Gill: If there’s a church out there in some town across the USA that says “I love what you’re doing there but we only have 200 people, not enough to have specialized vocational affinity groups,” what would you advise them to do first to get their church on board with what you’ve learned?
Alsdorf: The reason we wrote Every Good Endeavor was so that we would have an easy way to share the key theological ideas that have resonated with our congregation. I get emails all the time from pastors who are doing study groups with people in their church around that book. But it’s a lot more viable to give the theological resources and let the local church contextualize that into the type of ministry that would work in their church setting. It’s harder to respond to someone who asks “so how did you create a vocation group?” Rather than the “how-to”, I want to be giving the foundational thinking and vision and mission. The “how-to” of creating different groups and applications looks different in every context. There is no one-size-fits-all template.
Gill: Sheryl Sandberg has a best-selling book, Lean In. You seem like a woman who has not “leaned away” from leadership or challenge in your life but rather “leaned in” in the best sense of the word. Do you like Sandberg’s book? And is there any sense in which Christian women need to be more willing to be used by God in stepping up to leadership?
Alsdorf: I actually loved her book. I didn’t particularly expect to but I loved it. I think she captured the brokenness really well. She had such good sociological research. She really depicted the lack of justice, the lack of opportunity, the lack of joy in the experience of a lot of career women and I think having been part of the early phase of women moving in great numbers into the workforce, I’m excited that that topic is back on the table.

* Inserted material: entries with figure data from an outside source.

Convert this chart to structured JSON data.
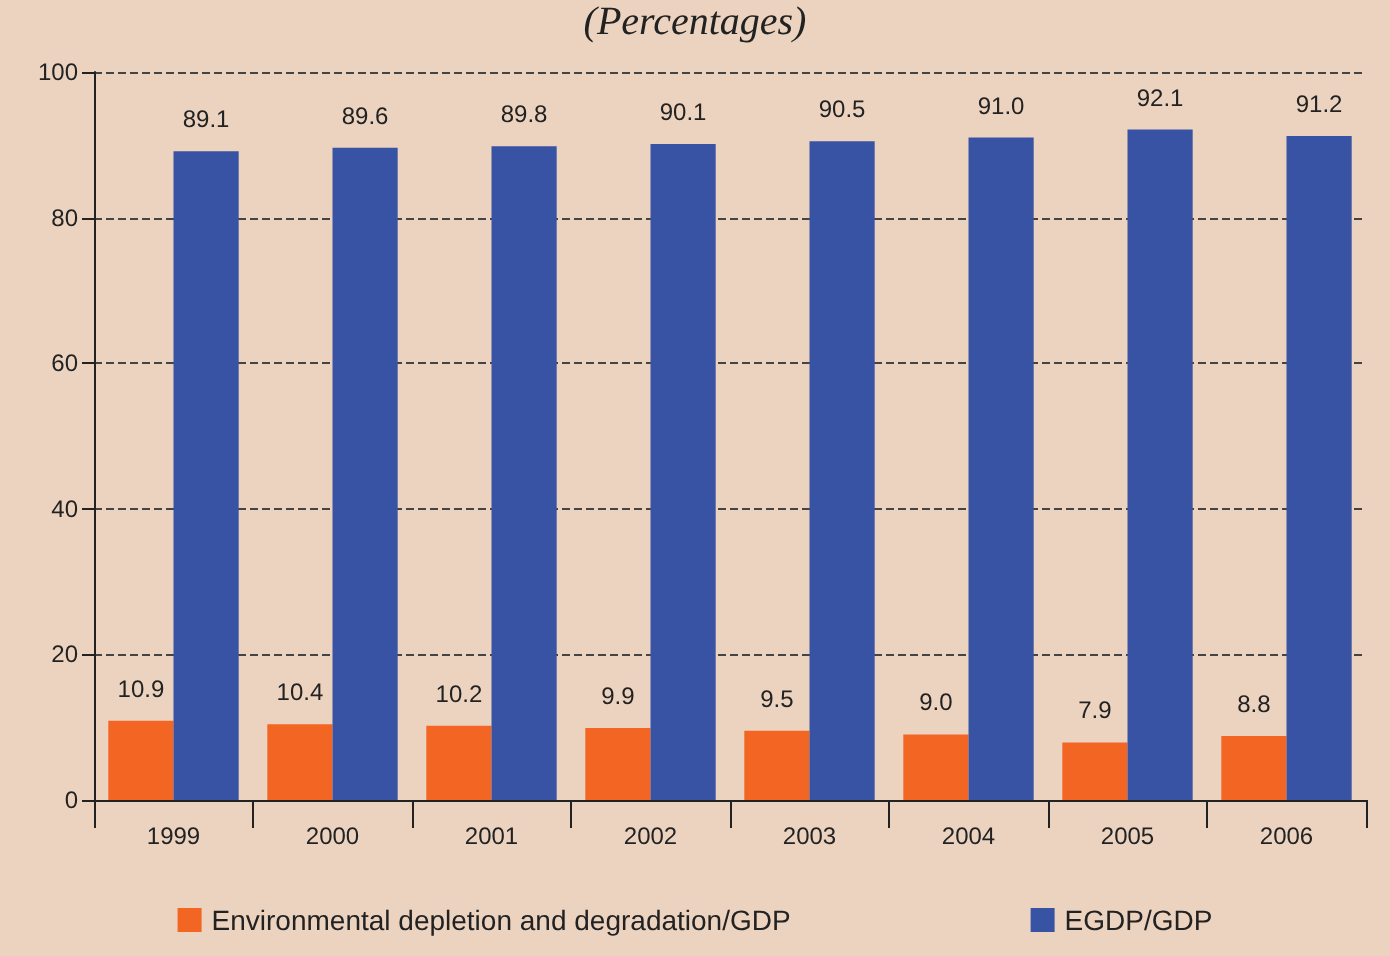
{
  "chart_data": {
    "type": "bar",
    "title": "(Percentages)",
    "categories": [
      "1999",
      "2000",
      "2001",
      "2002",
      "2003",
      "2004",
      "2005",
      "2006"
    ],
    "series": [
      {
        "name": "Environmental depletion and degradation/GDP",
        "color": "#f26522",
        "values": [
          10.9,
          10.4,
          10.2,
          9.9,
          9.5,
          9.0,
          7.9,
          8.8
        ],
        "value_labels": [
          "10.9",
          "10.4",
          "10.2",
          "9.9",
          "9.5",
          "9.0",
          "7.9",
          "8.8"
        ]
      },
      {
        "name": "EGDP/GDP",
        "color": "#3953a4",
        "values": [
          89.1,
          89.6,
          89.8,
          90.1,
          90.5,
          91.0,
          92.1,
          91.2
        ],
        "value_labels": [
          "89.1",
          "89.6",
          "89.8",
          "90.1",
          "90.5",
          "91.0",
          "92.1",
          "91.2"
        ]
      }
    ],
    "ylim": [
      0,
      100
    ],
    "yticks": [
      0,
      20,
      40,
      60,
      80,
      100
    ],
    "grid": "y",
    "legend": "bottom"
  }
}
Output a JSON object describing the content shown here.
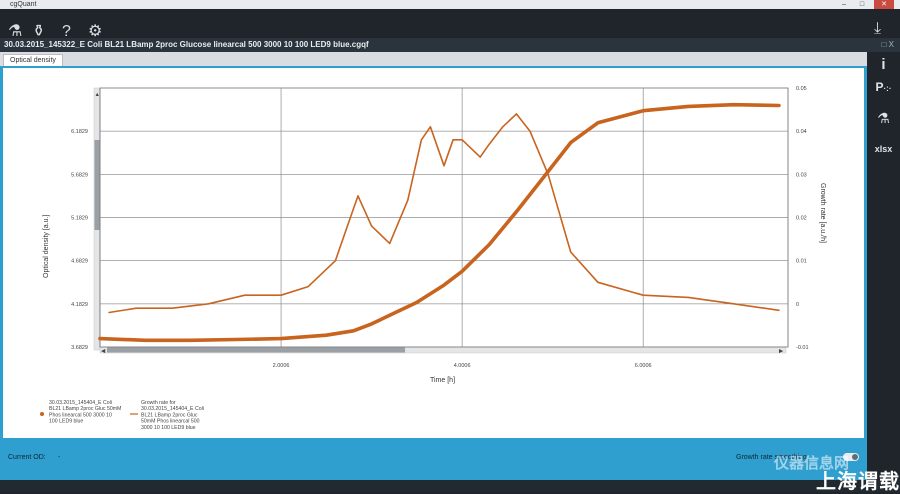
{
  "window": {
    "title": "cgQuant",
    "close_icon": "close-icon"
  },
  "toolbar": {
    "icons": [
      "add-measurement-icon",
      "flask-icon",
      "help-icon",
      "settings-gears-icon"
    ],
    "right_icon": "export-icon"
  },
  "file": {
    "name": "30.03.2015_145322_E Coli BL21 LBamp 2proc Glucose linearcal 500 3000 10 100 LED9 blue.cgqf",
    "controls": "□ X"
  },
  "tabs": [
    {
      "label": "Optical density",
      "active": true
    }
  ],
  "right_panel": {
    "icons": [
      "info-icon",
      "scatter-plot-icon",
      "flask-icon",
      "excel-export-icon"
    ],
    "texts": [
      "i",
      "P",
      "xlsx"
    ]
  },
  "chart_data": {
    "type": "line",
    "xlabel": "Time [h]",
    "ylabel": "Optical density [a.u.]",
    "y2label": "Growth rate [a.u./h]",
    "xlim": [
      0.0,
      7.6
    ],
    "ylim": [
      3.6829,
      6.6829
    ],
    "y2lim": [
      -0.01,
      0.05
    ],
    "x_ticks": [
      "2.0006",
      "4.0006",
      "6.0006"
    ],
    "x_tick_values": [
      2.0,
      4.0,
      6.0
    ],
    "y_ticks": [
      "3.6829",
      "4.1829",
      "4.6829",
      "5.1829",
      "5.6829",
      "6.1829"
    ],
    "y_tick_values": [
      3.6829,
      4.1829,
      4.6829,
      5.1829,
      5.6829,
      6.1829
    ],
    "y2_ticks": [
      "-0.01",
      "0",
      "0.01",
      "0.02",
      "0.03",
      "0.04",
      "0.05"
    ],
    "y2_tick_values": [
      -0.01,
      0,
      0.01,
      0.02,
      0.03,
      0.04,
      0.05
    ],
    "grid": true,
    "series": [
      {
        "name": "30.03.2015_145404_E Coli BL21 LBamp 2proc Gluc 50mM Phos linearcal 500 3000 10 100 LED9 blue",
        "axis": "left",
        "color": "#c8641e",
        "x": [
          0.0,
          0.5,
          1.0,
          1.5,
          2.0,
          2.5,
          2.8,
          3.0,
          3.2,
          3.5,
          3.8,
          4.0,
          4.3,
          4.6,
          4.9,
          5.2,
          5.5,
          6.0,
          6.5,
          7.0,
          7.5
        ],
        "y": [
          3.78,
          3.76,
          3.76,
          3.77,
          3.78,
          3.82,
          3.87,
          3.95,
          4.05,
          4.2,
          4.4,
          4.56,
          4.87,
          5.25,
          5.65,
          6.05,
          6.28,
          6.42,
          6.47,
          6.49,
          6.48
        ]
      },
      {
        "name": "Growth rate for 30.03.2015_145404_E Coli BL21 LBamp 2proc Gluc 50mM Phos linearcal 500 3000 10 100 LED9 blue",
        "axis": "right",
        "color": "#c8641e",
        "x": [
          0.1,
          0.4,
          0.8,
          1.2,
          1.6,
          2.0,
          2.3,
          2.6,
          2.75,
          2.85,
          3.0,
          3.2,
          3.4,
          3.55,
          3.65,
          3.8,
          3.9,
          4.0,
          4.2,
          4.3,
          4.45,
          4.6,
          4.75,
          4.95,
          5.2,
          5.5,
          6.0,
          6.5,
          7.0,
          7.5
        ],
        "y": [
          -0.002,
          -0.001,
          -0.001,
          0.0,
          0.002,
          0.002,
          0.004,
          0.01,
          0.019,
          0.025,
          0.018,
          0.014,
          0.024,
          0.038,
          0.041,
          0.032,
          0.038,
          0.038,
          0.034,
          0.037,
          0.041,
          0.044,
          0.04,
          0.03,
          0.012,
          0.005,
          0.002,
          0.0015,
          0.0,
          -0.0015
        ]
      }
    ],
    "legend_position": "bottom-left"
  },
  "status": {
    "label": "Current OD:",
    "value": "-",
    "toggle_label": "Growth rate smoothing",
    "toggle_on": true
  },
  "watermark": {
    "text": "仪器信息网",
    "text_cn": "上海谓载"
  }
}
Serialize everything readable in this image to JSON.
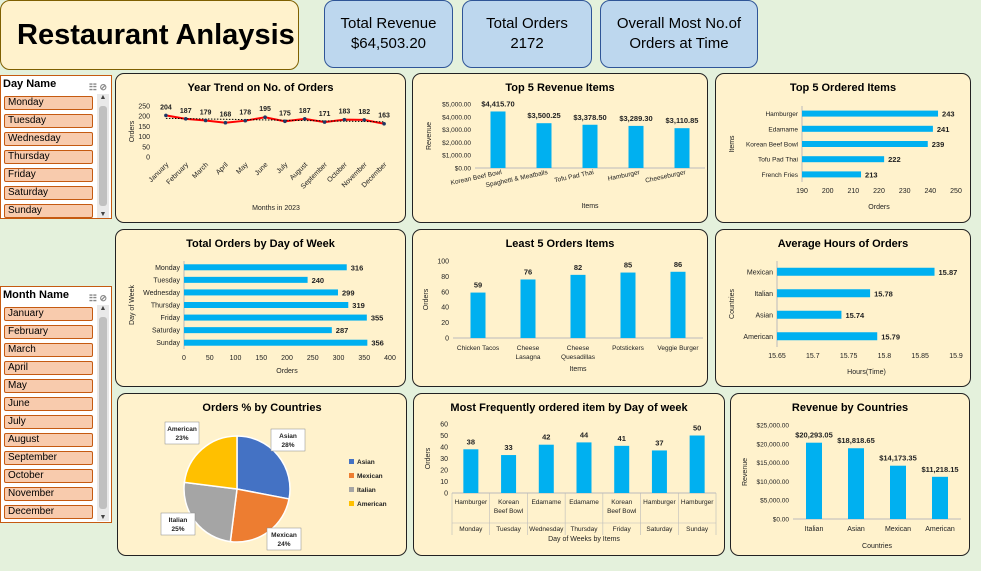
{
  "header": {
    "title": "Restaurant Anlaysis"
  },
  "kpis": [
    {
      "label": "Total Revenue",
      "value": "$64,503.20"
    },
    {
      "label": "Total Orders",
      "value": "2172"
    },
    {
      "label": "Overall Most No.of Orders at Time",
      "value": ""
    }
  ],
  "slicers": {
    "day": {
      "title": "Day Name",
      "items": [
        "Monday",
        "Tuesday",
        "Wednesday",
        "Thursday",
        "Friday",
        "Saturday",
        "Sunday"
      ]
    },
    "month": {
      "title": "Month Name",
      "items": [
        "January",
        "February",
        "March",
        "April",
        "May",
        "June",
        "July",
        "August",
        "September",
        "October",
        "November",
        "December"
      ]
    }
  },
  "colors": {
    "bar": "#00b0f0",
    "line": "#ff0000",
    "panel": "#fff2cc",
    "slicer_item": "#f8cbad",
    "kpi": "#bdd7ee"
  },
  "charts": {
    "year_trend": {
      "title": "Year Trend on No. of Orders",
      "chart_data": {
        "type": "line",
        "categories": [
          "January",
          "February",
          "March",
          "April",
          "May",
          "June",
          "July",
          "August",
          "September",
          "October",
          "November",
          "December"
        ],
        "values": [
          204,
          187,
          179,
          168,
          178,
          195,
          175,
          187,
          171,
          183,
          182,
          163
        ],
        "ylim": [
          0,
          250
        ],
        "yticks": [
          0,
          50,
          100,
          150,
          200,
          250
        ],
        "xlabel": "Months in 2023",
        "ylabel": "Orders",
        "trendline": true
      }
    },
    "top5_revenue": {
      "title": "Top 5 Revenue Items",
      "chart_data": {
        "type": "bar",
        "categories": [
          "Korean Beef Bowl",
          "Spaghetti & Meatballs",
          "Tofu Pad Thai",
          "Hamburger",
          "Cheeseburger"
        ],
        "values": [
          4415.7,
          3500.25,
          3378.5,
          3289.3,
          3110.85
        ],
        "labels": [
          "$4,415.70",
          "$3,500.25",
          "$3,378.50",
          "$3,289.30",
          "$3,110.85"
        ],
        "ylim": [
          0,
          5000
        ],
        "yticks": [
          "$0.00",
          "$1,000.00",
          "$2,000.00",
          "$3,000.00",
          "$4,000.00",
          "$5,000.00"
        ],
        "xlabel": "Items",
        "ylabel": "Revenue"
      }
    },
    "top5_ordered": {
      "title": "Top 5 Ordered Items",
      "chart_data": {
        "type": "bar",
        "orientation": "horizontal",
        "categories": [
          "Hamburger",
          "Edamame",
          "Korean Beef Bowl",
          "Tofu Pad Thai",
          "French Fries"
        ],
        "values": [
          243,
          241,
          239,
          222,
          213
        ],
        "xlim": [
          190,
          250
        ],
        "xticks": [
          190,
          200,
          210,
          220,
          230,
          240,
          250
        ],
        "xlabel": "Orders",
        "ylabel": "Items"
      }
    },
    "orders_by_day": {
      "title": "Total Orders by Day of Week",
      "chart_data": {
        "type": "bar",
        "orientation": "horizontal",
        "categories": [
          "Monday",
          "Tuesday",
          "Wednesday",
          "Thursday",
          "Friday",
          "Saturday",
          "Sunday"
        ],
        "values": [
          316,
          240,
          299,
          319,
          355,
          287,
          356
        ],
        "xlim": [
          0,
          400
        ],
        "xticks": [
          0,
          50,
          100,
          150,
          200,
          250,
          300,
          350,
          400
        ],
        "xlabel": "Orders",
        "ylabel": "Day of Week"
      }
    },
    "least5": {
      "title": "Least 5 Orders Items",
      "chart_data": {
        "type": "bar",
        "categories": [
          [
            "Chicken Tacos"
          ],
          [
            "Cheese",
            "Lasagna"
          ],
          [
            "Cheese",
            "Quesadillas"
          ],
          [
            "Potstickers"
          ],
          [
            "Veggie Burger"
          ]
        ],
        "values": [
          59,
          76,
          82,
          85,
          86
        ],
        "ylim": [
          0,
          100
        ],
        "yticks": [
          0,
          20,
          40,
          60,
          80,
          100
        ],
        "xlabel": "Items",
        "ylabel": "Orders"
      }
    },
    "avg_hours": {
      "title": "Average Hours of Orders",
      "chart_data": {
        "type": "bar",
        "orientation": "horizontal",
        "categories": [
          "Mexican",
          "Italian",
          "Asian",
          "American"
        ],
        "values": [
          15.87,
          15.78,
          15.74,
          15.79
        ],
        "xlim": [
          15.65,
          15.9
        ],
        "xticks": [
          "15.65",
          "15.7",
          "15.75",
          "15.8",
          "15.85",
          "15.9"
        ],
        "xlabel": "Hours(Time)",
        "ylabel": "Countries"
      }
    },
    "pie": {
      "title": "Orders % by Countries",
      "chart_data": {
        "type": "pie",
        "categories": [
          "Asian",
          "Mexican",
          "Italian",
          "American"
        ],
        "values": [
          28,
          24,
          25,
          23
        ],
        "labels": [
          "28%",
          "24%",
          "25%",
          "23%"
        ],
        "colors": [
          "#4472c4",
          "#ed7d31",
          "#a5a5a5",
          "#ffc000"
        ],
        "legend": "right"
      }
    },
    "freq_item": {
      "title": "Most Frequently ordered item by Day of week",
      "chart_data": {
        "type": "bar",
        "items": [
          [
            "Hamburger"
          ],
          [
            "Korean",
            "Beef Bowl"
          ],
          [
            "Edamame"
          ],
          [
            "Edamame"
          ],
          [
            "Korean",
            "Beef Bowl"
          ],
          [
            "Hamburger"
          ],
          [
            "Hamburger"
          ]
        ],
        "days": [
          "Monday",
          "Tuesday",
          "Wednesday",
          "Thursday",
          "Friday",
          "Saturday",
          "Sunday"
        ],
        "values": [
          38,
          33,
          42,
          44,
          41,
          37,
          50
        ],
        "ylim": [
          0,
          60
        ],
        "yticks": [
          0,
          10,
          20,
          30,
          40,
          50,
          60
        ],
        "xlabel": "Day of Weeks by Items",
        "ylabel": "Orders"
      }
    },
    "rev_countries": {
      "title": "Revenue by Countries",
      "chart_data": {
        "type": "bar",
        "categories": [
          "Italian",
          "Asian",
          "Mexican",
          "American"
        ],
        "values": [
          20293.05,
          18818.65,
          14173.35,
          11218.15
        ],
        "labels": [
          "$20,293.05",
          "$18,818.65",
          "$14,173.35",
          "$11,218.15"
        ],
        "ylim": [
          0,
          25000
        ],
        "yticks": [
          "$0.00",
          "$5,000.00",
          "$10,000.00",
          "$15,000.00",
          "$20,000.00",
          "$25,000.00"
        ],
        "xlabel": "Countries",
        "ylabel": "Revenue"
      }
    }
  }
}
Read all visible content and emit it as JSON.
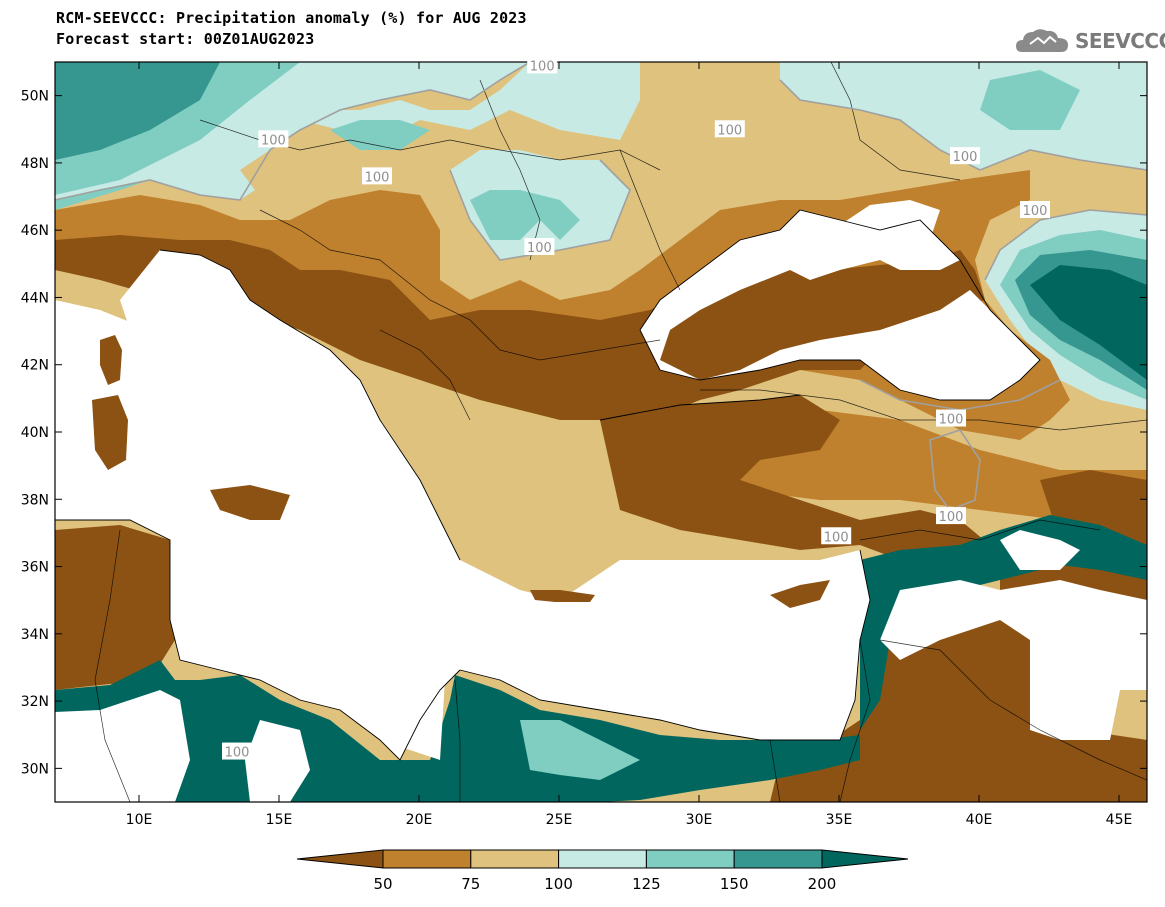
{
  "header": {
    "title": "RCM-SEEVCCC: Precipitation anomaly (%) for AUG 2023",
    "subtitle": "Forecast start: 00Z01AUG2023"
  },
  "logo": {
    "text": "SEEVCCC",
    "icon": "cloud-icon",
    "color": "#808080"
  },
  "map": {
    "lon_range": [
      7,
      46
    ],
    "lat_range": [
      29,
      51
    ],
    "lon_ticks": [
      10,
      15,
      20,
      25,
      30,
      35,
      40,
      45
    ],
    "lon_tick_labels": [
      "10E",
      "15E",
      "20E",
      "25E",
      "30E",
      "35E",
      "40E",
      "45E"
    ],
    "lat_ticks": [
      30,
      32,
      34,
      36,
      38,
      40,
      42,
      44,
      46,
      48,
      50
    ],
    "lat_tick_labels": [
      "30N",
      "32N",
      "34N",
      "36N",
      "38N",
      "40N",
      "42N",
      "44N",
      "46N",
      "48N",
      "50N"
    ],
    "contour_labels": [
      {
        "text": "100",
        "lon": 24.4,
        "lat": 50.9
      },
      {
        "text": "100",
        "lon": 14.8,
        "lat": 48.7
      },
      {
        "text": "100",
        "lon": 18.5,
        "lat": 47.6
      },
      {
        "text": "100",
        "lon": 31.1,
        "lat": 49.0
      },
      {
        "text": "100",
        "lon": 39.5,
        "lat": 48.2
      },
      {
        "text": "100",
        "lon": 24.3,
        "lat": 45.5
      },
      {
        "text": "100",
        "lon": 42.0,
        "lat": 46.6
      },
      {
        "text": "100",
        "lon": 39.0,
        "lat": 40.4
      },
      {
        "text": "100",
        "lon": 39.0,
        "lat": 37.5
      },
      {
        "text": "100",
        "lon": 34.9,
        "lat": 36.9
      },
      {
        "text": "100",
        "lon": 13.5,
        "lat": 30.5
      }
    ]
  },
  "legend": {
    "levels": [
      "50",
      "75",
      "100",
      "125",
      "150",
      "200"
    ],
    "colors": [
      "#8c5213",
      "#bf812d",
      "#dfc27d",
      "#c7eae5",
      "#80cdc1",
      "#35978f",
      "#01665e"
    ]
  }
}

Her solution, however, comes up short. Her “lean in” is “lean into yourself” — “you can do it!” “You’ve got what it takes baby.” But whether you’re male or female, our “lean in” has to be “lean into God.” God wants us to be risk-takers and get out of our comfort zone and respond to our callings in the world — not on our own strength but by leaning into him. I want to meet her and I pray for her that she will understand that there’s a God to lean into in the brokenness of ourselves and the marketplace. How can change happen? How do we make this a better more flourishing world for everyone? We’ve got resources in the Word of God and in our relationship with God that provides so much more hope — a more realistic hope than just leaning into our own competencies.